Disney executives reportedly met a few months ago with pro-airport officials and voiced continued support for El Toro planning efforts. But the executives said they wouldn’t push the plan publicly out of fear of a South County backlash, said one person who attended the meeting but asked to remain anonymous.
Other outspoken executives who have voiced support for the airport were hit with threats of protests and boycotts, including Darrel Anderson, a general partner at Knott’s Berry Farm; Roger Embrey, general manager for the Southern California Gas Co., and Bob Montgomery, senior director of business properties for Southwest Airlines.
After Montgomery’s comments in May, Southwest Chief Executive Herb Kelleher assured anti-airport forces by letter that the company would not interfere with the decision about whether to build the airport.
Disney Says It Has More Pressing Concerns
Walt Disney Co. is more worried about the economy and its need for talented new employees, Pressler said Tuesday at the university, where Disney is co-sponsoring a new undergraduate program in entertainment and tourism.

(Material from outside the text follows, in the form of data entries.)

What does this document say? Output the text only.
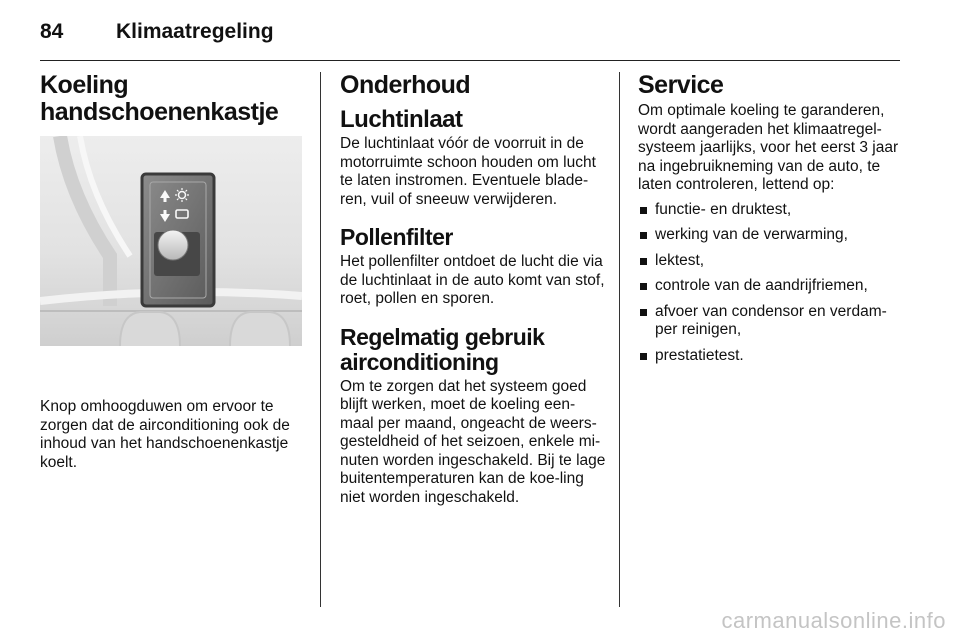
84	Klimaatregeling
Koeling
handschoenenkastje

Knop omhoogduwen om ervoor te zorgen dat de airconditioning ook de inhoud van het handschoenenkastje koelt.

Onderhoud
Luchtinlaat

De luchtinlaat vóór de voorruit in de motorruimte schoon houden om lucht te laten instromen. Eventuele blade-ren, vuil of sneeuw verwijderen.

Pollenfilter

Het pollenfilter ontdoet de lucht die via de luchtinlaat in de auto komt van stof, roet, pollen en sporen.

Regelmatig gebruik
airconditioning

Om te zorgen dat het systeem goed blijft werken, moet de koeling een-maal per maand, ongeacht de weers-gesteldheid of het seizoen, enkele mi-nuten worden ingeschakeld. Bij te lage buitentemperaturen kan de koe-ling niet worden ingeschakeld.

Service

Om optimale koeling te garanderen, wordt aangeraden het klimaatregel-systeem jaarlijks, voor het eerst 3 jaar na ingebruikneming van de auto, te laten controleren, lettend op:

functie- en druktest,
werking van de verwarming,
lektest,
controle van de aandrijfriemen,
afvoer van condensor en verdam-per reinigen,
prestatietest.
carmanualsonline.info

Before being named president of Walt Disney Attractions last December, Pressler was president of Disneyland, where his chief task was planning Disney’s California Adventure, now under construction next to Disneyland.
Disney is spending $1.4 billion on the new park, a new luxury hotel called the Grand Californian and Downtown Disney, a retail, dining and entertainment zone. It expects to attract 7 million visitors a year at the new park, in addition to about 13 million a year at Disneyland.
To guarantee the expansion’s financial success, Disney persuaded Anaheim and other public entities to spend hundreds of millions of dollars more to upgrade utilities and roadways in the area, including freeway offramps feeding directly into a huge Disney garage.
At a regional tourism conference last week, participants noted that several other new entertainment draws will attract visitors at the same time as the new Disney complex. They include entertainment-oriented areas in Hollywood and Long Beach and an expansion at Knott’s Berry Farm in Buena Park.
The conference, held in Long Beach and attended heavily by Orange County’s travel and tourism businesses, focused on such concerns as educating travelers about the network of rail lines and marketing Southern California as a region, to combat tough competition from Las Vegas and other destinations.
But the conference’s moderator, Jack Kyser, an economist at the Los Angeles County Economic Development Corp., warned that construction of an airport at El Toro may be a long way off.
Political infighting and likely court battles over El Toro make an airport there “something that probably no one in this room will see in their lifetime,” he said.